Activist investor Nelson Peltz on Thursday ended his quest for a board seat at Walt Disney Co after Chief Executive Bob Iger laid out plans to fix the home of Mickey Mouse, cheering investors.
"The proxy fight is over. This is a win for all shareholders," a spokesperson for Peltz's Trian Fund Management said.
Nelson Peltz |
After weeks of trading increasingly personal barbs, Peltz extended an olive branch to Disney saying he congratulated the company and its CEO on new "operating initiatives" that dovetail with his thinking.

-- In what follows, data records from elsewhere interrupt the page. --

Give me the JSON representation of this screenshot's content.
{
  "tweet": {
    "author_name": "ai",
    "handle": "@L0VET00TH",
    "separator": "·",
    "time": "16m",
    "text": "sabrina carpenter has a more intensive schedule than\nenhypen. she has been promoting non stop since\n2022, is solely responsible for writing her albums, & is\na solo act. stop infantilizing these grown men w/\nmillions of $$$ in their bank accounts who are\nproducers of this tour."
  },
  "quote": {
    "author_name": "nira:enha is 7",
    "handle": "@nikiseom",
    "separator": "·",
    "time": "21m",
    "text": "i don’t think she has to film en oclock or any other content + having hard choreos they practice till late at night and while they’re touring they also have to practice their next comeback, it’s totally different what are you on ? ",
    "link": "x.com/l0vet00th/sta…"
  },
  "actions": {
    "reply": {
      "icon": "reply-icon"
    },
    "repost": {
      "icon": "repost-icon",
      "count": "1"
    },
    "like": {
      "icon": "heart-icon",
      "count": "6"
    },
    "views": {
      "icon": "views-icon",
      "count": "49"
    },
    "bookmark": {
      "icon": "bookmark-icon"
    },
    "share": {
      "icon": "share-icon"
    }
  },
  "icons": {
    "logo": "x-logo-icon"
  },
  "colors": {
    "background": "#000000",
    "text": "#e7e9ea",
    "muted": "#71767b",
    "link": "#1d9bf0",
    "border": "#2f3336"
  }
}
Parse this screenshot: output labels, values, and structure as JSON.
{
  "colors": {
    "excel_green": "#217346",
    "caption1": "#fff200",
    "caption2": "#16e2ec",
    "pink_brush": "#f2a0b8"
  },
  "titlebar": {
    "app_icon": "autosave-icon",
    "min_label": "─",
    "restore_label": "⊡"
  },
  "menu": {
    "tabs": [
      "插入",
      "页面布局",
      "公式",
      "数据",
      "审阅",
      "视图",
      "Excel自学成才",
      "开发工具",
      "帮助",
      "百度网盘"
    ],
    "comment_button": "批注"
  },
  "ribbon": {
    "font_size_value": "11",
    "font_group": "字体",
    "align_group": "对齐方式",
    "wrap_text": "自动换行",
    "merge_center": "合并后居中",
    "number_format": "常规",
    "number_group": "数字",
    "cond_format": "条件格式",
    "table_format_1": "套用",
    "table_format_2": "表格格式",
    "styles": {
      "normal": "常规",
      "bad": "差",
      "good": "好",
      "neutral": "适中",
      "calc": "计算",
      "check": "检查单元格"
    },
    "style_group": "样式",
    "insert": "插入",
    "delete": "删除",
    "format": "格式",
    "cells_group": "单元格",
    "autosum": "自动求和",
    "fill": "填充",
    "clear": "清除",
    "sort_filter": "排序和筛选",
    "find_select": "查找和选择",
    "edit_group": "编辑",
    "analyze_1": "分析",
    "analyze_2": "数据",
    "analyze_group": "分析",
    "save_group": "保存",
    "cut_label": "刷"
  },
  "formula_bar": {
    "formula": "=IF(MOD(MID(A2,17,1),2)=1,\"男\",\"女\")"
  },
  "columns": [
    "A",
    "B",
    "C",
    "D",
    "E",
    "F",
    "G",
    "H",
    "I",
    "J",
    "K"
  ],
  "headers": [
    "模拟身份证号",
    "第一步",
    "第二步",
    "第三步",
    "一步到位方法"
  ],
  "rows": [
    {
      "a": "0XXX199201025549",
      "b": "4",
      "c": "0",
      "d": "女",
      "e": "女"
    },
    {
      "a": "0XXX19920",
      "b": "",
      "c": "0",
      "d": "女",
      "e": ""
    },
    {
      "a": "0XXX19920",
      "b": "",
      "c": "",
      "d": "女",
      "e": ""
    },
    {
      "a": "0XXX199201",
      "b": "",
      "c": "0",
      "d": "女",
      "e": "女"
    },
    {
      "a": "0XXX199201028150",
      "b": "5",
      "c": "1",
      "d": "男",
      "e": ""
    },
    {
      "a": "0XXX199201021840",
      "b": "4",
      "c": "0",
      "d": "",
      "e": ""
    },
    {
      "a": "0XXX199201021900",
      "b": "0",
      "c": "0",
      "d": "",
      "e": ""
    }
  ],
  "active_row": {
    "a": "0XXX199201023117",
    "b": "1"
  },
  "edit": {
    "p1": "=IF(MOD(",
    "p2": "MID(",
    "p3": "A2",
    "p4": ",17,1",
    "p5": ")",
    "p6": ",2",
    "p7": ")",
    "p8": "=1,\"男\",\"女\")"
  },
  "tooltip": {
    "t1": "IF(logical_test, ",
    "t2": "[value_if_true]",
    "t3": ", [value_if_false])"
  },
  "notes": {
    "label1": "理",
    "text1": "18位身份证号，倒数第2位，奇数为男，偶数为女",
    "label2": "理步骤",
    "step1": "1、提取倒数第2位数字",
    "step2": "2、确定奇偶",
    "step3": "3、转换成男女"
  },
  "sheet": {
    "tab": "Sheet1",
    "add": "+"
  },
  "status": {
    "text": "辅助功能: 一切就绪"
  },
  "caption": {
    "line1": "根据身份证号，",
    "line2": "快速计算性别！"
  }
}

Disney issued a statement applauding Peltz's decision to end the board challenge. "We have tremendous faith in Bob Iger’s leadership and the transformative vision for Disney’s future he set forth yesterday," the board said.
Trian owns a stake of nearly $1 billion in Disney and had criticized the company for bungled succession planning, overpaying for new assets and runaway costs.
Disney provided more details on Thursday about its restructuring, which returns control over business units to the company’s creative executives.
Iger, who came out of retirement in November to return to Disney, on Wednesday dazzled Wall Street on his first earnings call since replacing Bob Chapek, who was fired last year after the company in November reported a 66% drop in quarterly profit.
The CEO addressed issues Peltz had raised in his proxy battle and said Disney was reorganizing into three divisions: an entertainment unit encompassing film, television and streaming, a sports-focused ESPN unit and one with parks, experiences and products.